0 użytkowników i 1 Gość przegląda ten wątek.

Bambrych

  • Gość
nieprzyjemny zapach z nawiewu
« Odpowiedź #15 dnia: 18 Marzec 2009, 22:47:48 »
Cytat: "kml"
BUAHAHAHHAHAHAHA O JEZU :D Nie mogę normalnie hahahaha :D


To jeszcze nic, najgorsza była kicia, co sie chciała powylegiwac na bloku silnika. Z początku myślałem, że to znowu taka myszka, więc zanim zajrzałem pod maskę zdążyłem się trochę pomęczyć :mrgreen:

kml

  • Gość
nieprzyjemny zapach z nawiewu
« Odpowiedź #16 dnia: 19 Marzec 2009, 08:09:50 »
Cytat: "Bambrych"
To jeszcze nic, najgorsza była kicia, co sie chciała powylegiwac na bloku silnika. Z początku myślałem, że to znowu taka myszka, więc zanim zajrzałem pod maskę zdążyłem się trochę pomęczyć :mrgreen:


Największy hardcore o jakim słyszałem to VW transporter i dwa koty, które chciały sobie zrobić dobrze na ciepłym silniku tylko przycięły komara i zapomniały wyjść a człowiek odpalił silnik i mial kociego tatara w komorze silnika. Interesującym aspektem sprawy był fakt, ze każda osoba która myła tę komore najpierw rzucała kontrolnego pawia a potem brała sie do pracy.

Vex

  • Gość
nieprzyjemny zapach z nawiewu
« Odpowiedź #17 dnia: 21 Marzec 2009, 12:21:21 »
Cytat: "kml"
Cytat: "Bambrych"
To jeszcze nic, najgorsza była kicia, co sie chciała powylegiwac na bloku silnika. Z początku myślałem, że to znowu taka myszka, więc zanim zajrzałem pod maskę zdążyłem się trochę pomęczyć :mrgreen:


Największy hardcore o jakim słyszałem to VW transporter i dwa koty, które chciały sobie zrobić dobrze na ciepłym silniku tylko przycięły komara i zapomniały wyjść a człowiek odpalił silnik i mial kociego tatara w komorze silnika. Interesującym aspektem sprawy był fakt, ze każda osoba która myła tę komore najpierw rzucała kontrolnego pawia a potem brała sie do pracy.

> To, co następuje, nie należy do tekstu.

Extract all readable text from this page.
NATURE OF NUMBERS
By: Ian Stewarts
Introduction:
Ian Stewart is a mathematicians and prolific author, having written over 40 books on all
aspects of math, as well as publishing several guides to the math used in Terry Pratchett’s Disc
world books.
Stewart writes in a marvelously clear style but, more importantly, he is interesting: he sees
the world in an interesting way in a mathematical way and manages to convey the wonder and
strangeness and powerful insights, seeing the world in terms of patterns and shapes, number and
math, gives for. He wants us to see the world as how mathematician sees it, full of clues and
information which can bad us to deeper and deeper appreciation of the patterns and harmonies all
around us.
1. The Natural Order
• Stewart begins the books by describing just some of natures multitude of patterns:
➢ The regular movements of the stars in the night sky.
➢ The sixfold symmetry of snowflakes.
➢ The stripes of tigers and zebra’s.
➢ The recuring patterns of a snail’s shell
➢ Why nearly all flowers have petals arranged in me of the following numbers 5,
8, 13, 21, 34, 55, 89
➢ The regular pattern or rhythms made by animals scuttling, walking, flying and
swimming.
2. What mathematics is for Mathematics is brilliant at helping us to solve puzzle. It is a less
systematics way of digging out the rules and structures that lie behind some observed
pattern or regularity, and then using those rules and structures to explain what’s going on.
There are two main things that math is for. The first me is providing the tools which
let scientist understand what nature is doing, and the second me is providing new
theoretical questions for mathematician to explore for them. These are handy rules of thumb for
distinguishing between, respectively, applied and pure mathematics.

A gdzie ten kot dokladnie sie dostal ?

kml

  • Gość
nieprzyjemny zapach z nawiewu
« Odpowiedź #18 dnia: 21 Marzec 2009, 13:45:08 »
Cytat: "Vex"
A gdzie ten kot dokladnie sie dostal ?


Nie wiem który to był transporter i jak tam paski idą ale gdzię sierściucha wkręcilo po prostu.